Yang terakhir, NagaCorp nampak menutup diri dan tidak banyak membangun hubungan dengan lingkungan sekitar. Hubungan kelompok agamawan sudah rusak sejak penggusuran sebagian bangunan institut Budha yang didemonstrasi oleh ratusan biarawan.

Demikian pula dengan pers nasional Kamboja. NagaCorp mampu membiayai perjalanan dan akamodasi hampir 100 wartawan dari Asia Tenggara dan China untuk meliput pembukaan NagaWorld2. Tapi pada Jumat malam itu tidak ada satupun jurnalis lokal yang hadir dalam acara yang sama.

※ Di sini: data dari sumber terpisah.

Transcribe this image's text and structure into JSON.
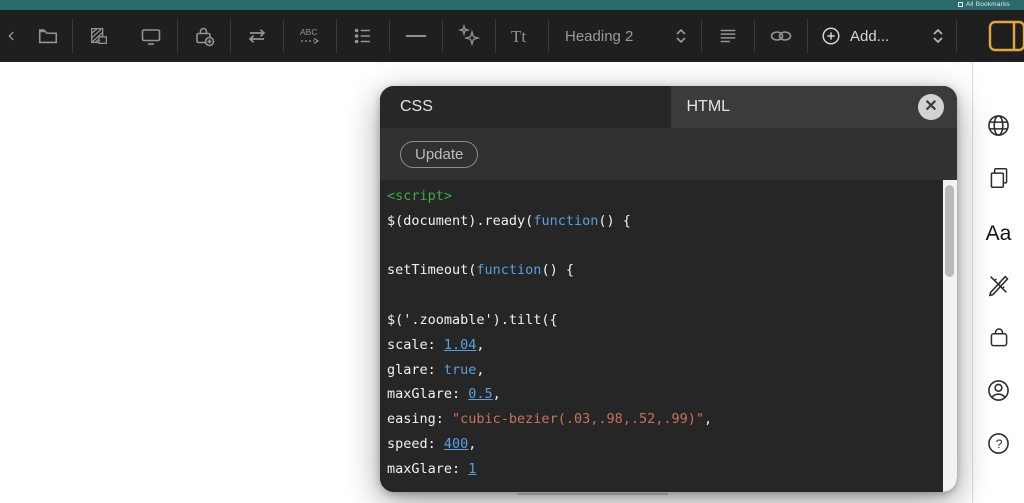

"Kalau ada survei, saya yakin sebagian besar warga Pnohm Penh tidak akan setuju dengan kehadiran Naga di kota ini," kata seorang wartawan lokal yang ditemui Antara secara terpisah pada Kamis.

Inilah cerita dari Kamboja yang mencoba peruntungan ekonomi dari meja judi. Juga kisah soal orang-orang yang membuang dolar, hanya beberapa ratus meter dari tempat anak-anak berjualan belalang untuk dimakan.